Coming from my beautiful land, Sardinia, Maurizio Pisciottu, known as SALMO, is the new powerful revelation of the most extreme and experimental fringe of Italian Hardcore Rap. However, he is no novice taking his first steps! In fact, after a past as an Hardcore Punk singer (ToedGein) and Rap Metal (Skasico), Salmo as a rapper presents his first full-length album “The Island Chainsaw Massacre,” a true concentrate of innovation, extremism, and class.
Encased in superb artwork created by the renowned freelance artist from Cagliari, Francesco Liori, the album consists of seventeen scorching tracks. No dips, no fillers. Just pure and simple destruction. Forget the bland rap, devoid of meaning and filled with trivialities that now dominate the national radio and music TV stations. Salmo shreds the hip hop canons, spits on them, destabilizing beats and rhymes with a unique and personal style, but above all, overwhelming. He transcends the limits and purist rules of the genre and dives headlong into experimental rap, as previously mentioned, which draws on various influences that might be light-years apart but are cohesive in the name of aggression and heaviness. Metal, Drum & Bass, assaulting electronics, and savage groove. And all of this not clumsily patched together but tied by an excellent choice of sounds and an outstanding flow, a personal vocal timbre not studied, but polished and very versatile, probably due to his metal/hardcore past (listen to the mentioned bands he was part of to get an idea). There are also some features with underground artists: En?gma, Dj Slait, and El Raton.
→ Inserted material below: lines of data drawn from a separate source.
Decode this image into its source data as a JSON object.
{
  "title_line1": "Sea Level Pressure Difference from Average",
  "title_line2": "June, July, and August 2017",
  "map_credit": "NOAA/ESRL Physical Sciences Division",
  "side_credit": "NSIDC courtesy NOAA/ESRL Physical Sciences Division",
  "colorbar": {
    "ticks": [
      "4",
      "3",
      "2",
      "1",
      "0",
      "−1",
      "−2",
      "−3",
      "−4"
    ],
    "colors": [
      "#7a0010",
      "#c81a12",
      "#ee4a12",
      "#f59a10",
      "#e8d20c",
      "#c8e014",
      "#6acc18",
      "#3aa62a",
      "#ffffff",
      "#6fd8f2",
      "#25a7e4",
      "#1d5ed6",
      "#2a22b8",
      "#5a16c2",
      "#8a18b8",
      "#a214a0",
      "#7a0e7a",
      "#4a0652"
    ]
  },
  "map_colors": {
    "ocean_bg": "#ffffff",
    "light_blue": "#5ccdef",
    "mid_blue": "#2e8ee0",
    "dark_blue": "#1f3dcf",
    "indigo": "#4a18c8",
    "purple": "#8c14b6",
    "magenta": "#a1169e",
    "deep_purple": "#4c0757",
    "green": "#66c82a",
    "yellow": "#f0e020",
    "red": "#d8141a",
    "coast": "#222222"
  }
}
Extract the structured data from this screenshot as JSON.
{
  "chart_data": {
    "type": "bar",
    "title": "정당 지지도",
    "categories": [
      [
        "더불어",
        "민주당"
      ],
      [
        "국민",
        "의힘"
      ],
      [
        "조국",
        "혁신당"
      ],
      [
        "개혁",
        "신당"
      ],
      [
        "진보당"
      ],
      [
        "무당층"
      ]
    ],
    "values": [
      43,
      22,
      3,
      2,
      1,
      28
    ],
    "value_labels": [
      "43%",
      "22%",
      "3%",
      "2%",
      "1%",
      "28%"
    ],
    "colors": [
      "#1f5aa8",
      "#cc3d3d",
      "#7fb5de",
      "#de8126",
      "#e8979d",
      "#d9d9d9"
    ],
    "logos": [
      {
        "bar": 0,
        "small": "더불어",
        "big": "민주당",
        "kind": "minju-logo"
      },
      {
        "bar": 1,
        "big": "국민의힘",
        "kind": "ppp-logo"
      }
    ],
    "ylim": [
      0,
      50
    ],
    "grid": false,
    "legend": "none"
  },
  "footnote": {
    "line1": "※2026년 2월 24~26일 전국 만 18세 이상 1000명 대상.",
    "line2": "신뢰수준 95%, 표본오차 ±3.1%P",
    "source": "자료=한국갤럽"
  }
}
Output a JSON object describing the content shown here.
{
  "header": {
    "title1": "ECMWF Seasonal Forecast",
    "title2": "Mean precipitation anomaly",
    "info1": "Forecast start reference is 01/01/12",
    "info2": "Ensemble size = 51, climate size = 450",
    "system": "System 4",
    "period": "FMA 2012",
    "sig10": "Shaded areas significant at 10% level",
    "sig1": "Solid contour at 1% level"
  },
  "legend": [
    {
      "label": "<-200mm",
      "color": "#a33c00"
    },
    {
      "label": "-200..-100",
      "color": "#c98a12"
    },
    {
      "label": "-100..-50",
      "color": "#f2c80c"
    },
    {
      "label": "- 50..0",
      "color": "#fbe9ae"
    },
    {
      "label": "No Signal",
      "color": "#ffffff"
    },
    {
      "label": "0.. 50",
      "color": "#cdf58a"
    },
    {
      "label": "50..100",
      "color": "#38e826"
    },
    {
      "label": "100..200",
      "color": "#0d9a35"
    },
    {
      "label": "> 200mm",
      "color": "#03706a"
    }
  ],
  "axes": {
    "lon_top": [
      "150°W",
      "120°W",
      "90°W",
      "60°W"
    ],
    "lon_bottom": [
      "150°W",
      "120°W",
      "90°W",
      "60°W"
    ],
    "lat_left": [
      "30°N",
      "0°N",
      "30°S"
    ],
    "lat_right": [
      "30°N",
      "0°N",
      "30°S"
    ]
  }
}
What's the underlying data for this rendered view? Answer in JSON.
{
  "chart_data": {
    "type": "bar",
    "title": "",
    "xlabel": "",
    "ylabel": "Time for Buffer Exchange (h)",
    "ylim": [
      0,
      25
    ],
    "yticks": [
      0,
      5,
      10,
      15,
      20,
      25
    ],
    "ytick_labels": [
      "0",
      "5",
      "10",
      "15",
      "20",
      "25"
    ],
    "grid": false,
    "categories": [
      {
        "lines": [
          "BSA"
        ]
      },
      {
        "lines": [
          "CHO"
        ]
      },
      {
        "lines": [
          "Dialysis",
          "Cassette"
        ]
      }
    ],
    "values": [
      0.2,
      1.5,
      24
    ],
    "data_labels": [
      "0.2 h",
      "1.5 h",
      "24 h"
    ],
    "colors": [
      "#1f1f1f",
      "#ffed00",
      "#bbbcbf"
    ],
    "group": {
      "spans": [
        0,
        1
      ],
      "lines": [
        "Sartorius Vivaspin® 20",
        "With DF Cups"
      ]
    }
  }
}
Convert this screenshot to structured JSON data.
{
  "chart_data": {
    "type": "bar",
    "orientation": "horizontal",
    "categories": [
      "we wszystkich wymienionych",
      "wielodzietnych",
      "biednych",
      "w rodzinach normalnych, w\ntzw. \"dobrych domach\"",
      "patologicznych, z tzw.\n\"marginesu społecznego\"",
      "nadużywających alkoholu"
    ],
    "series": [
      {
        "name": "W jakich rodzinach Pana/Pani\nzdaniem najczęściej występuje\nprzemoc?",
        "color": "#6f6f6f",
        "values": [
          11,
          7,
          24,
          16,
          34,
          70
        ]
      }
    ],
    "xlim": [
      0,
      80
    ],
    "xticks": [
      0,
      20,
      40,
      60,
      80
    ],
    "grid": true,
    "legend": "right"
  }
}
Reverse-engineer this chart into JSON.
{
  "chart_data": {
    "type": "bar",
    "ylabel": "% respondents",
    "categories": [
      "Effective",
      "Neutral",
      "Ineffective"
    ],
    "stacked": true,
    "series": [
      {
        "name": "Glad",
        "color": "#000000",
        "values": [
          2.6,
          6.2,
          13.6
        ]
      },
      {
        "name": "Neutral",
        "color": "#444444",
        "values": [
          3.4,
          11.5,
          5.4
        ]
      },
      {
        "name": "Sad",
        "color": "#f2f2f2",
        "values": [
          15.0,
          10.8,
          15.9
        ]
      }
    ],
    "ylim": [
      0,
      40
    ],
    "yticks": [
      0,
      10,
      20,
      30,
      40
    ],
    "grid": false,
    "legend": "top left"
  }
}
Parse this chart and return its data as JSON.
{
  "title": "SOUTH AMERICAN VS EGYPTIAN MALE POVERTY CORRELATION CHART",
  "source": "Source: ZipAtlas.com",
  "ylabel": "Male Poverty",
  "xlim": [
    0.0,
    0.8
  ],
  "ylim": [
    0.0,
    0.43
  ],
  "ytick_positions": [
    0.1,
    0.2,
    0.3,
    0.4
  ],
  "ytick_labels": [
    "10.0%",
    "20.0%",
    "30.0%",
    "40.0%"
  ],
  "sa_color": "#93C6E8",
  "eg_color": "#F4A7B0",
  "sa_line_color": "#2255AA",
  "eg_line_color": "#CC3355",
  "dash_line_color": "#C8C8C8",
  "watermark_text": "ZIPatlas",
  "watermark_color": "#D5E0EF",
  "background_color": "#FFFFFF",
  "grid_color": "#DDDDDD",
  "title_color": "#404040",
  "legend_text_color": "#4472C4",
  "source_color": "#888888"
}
The content does not fall short either, with a variety that not only aligns with the many influences of the artist but offers a stylistic multiplicity and effectiveness in storytelling that make the listening experience “rich” and fill the album with diverse and shifting facets, settings, and colors without falling into the boring and unconvincing classic clichés of the street rapper or the gangster with phantom enemies that rap is rife with. The themes range from attacks of cynicism, misanthropy, and outbursts against the system (“If you have no money you're nobody. But if you're somebody, it's because you owe money to someone!” from Rancho Della Luna), against the nation (“I love the sense of hatred, corroded like those who know they will never be famous. But what do you mean by famous? In Italy, it's understood by how much you sell out” from “Il Senso Dell’Odio”) to vivid and dense stories ("La Prima Volta") and beyond without sermons or banal rhetoric, with dozens of references to characters, stories, and other artists. Not to mention that some tracks are simply perfect bangers for live shows like “L’Erba Di Grace,” a frenzy built on a solid and substantial Drum&Bass base, or “Street Drive-In,” rapped over rocky guitar riffs with a Metal flavor, especially intense when Salmo proclaims “I come from Punk, from Metal, from 90s Rap and I shove the fresh rap up my ass rest assured.” Literally spine-chilling!!
I’ve had the chance to see him live several times, and I highly recommend you attend one of his concerts. Forget the classic live rap atmosphere; attending a Salmo concert is something that surpasses traditional genre habits, leading to heaps of pogo, violent concert moshcore dances, and Wall of Death (!!!). In these live shows, he offers his devastating remix of “Scary Monsters and Nice Sprites” by Skrillex, named “Kimbo Slice,” where on the now-famous dubstep base, he displays an eclecticism and unmatched power, at least in Italy. Brilliant is the idea of using the mentioned piece at the end of the song with the typical wobble bass as the final breakdown. Incredibly violent! Punches in the air!
Abrasive like few others and a warning for those who only know how to be foreign-loving, Salmo, with the countless variations of his music, embraces many different types of audiences, and above all, those with no limits in music listening will find The Island Chainsaw Massacre truly addictive. And not just as an excellent product of undisputed quality, but as a true masterpiece of Hip Hop made in Italy.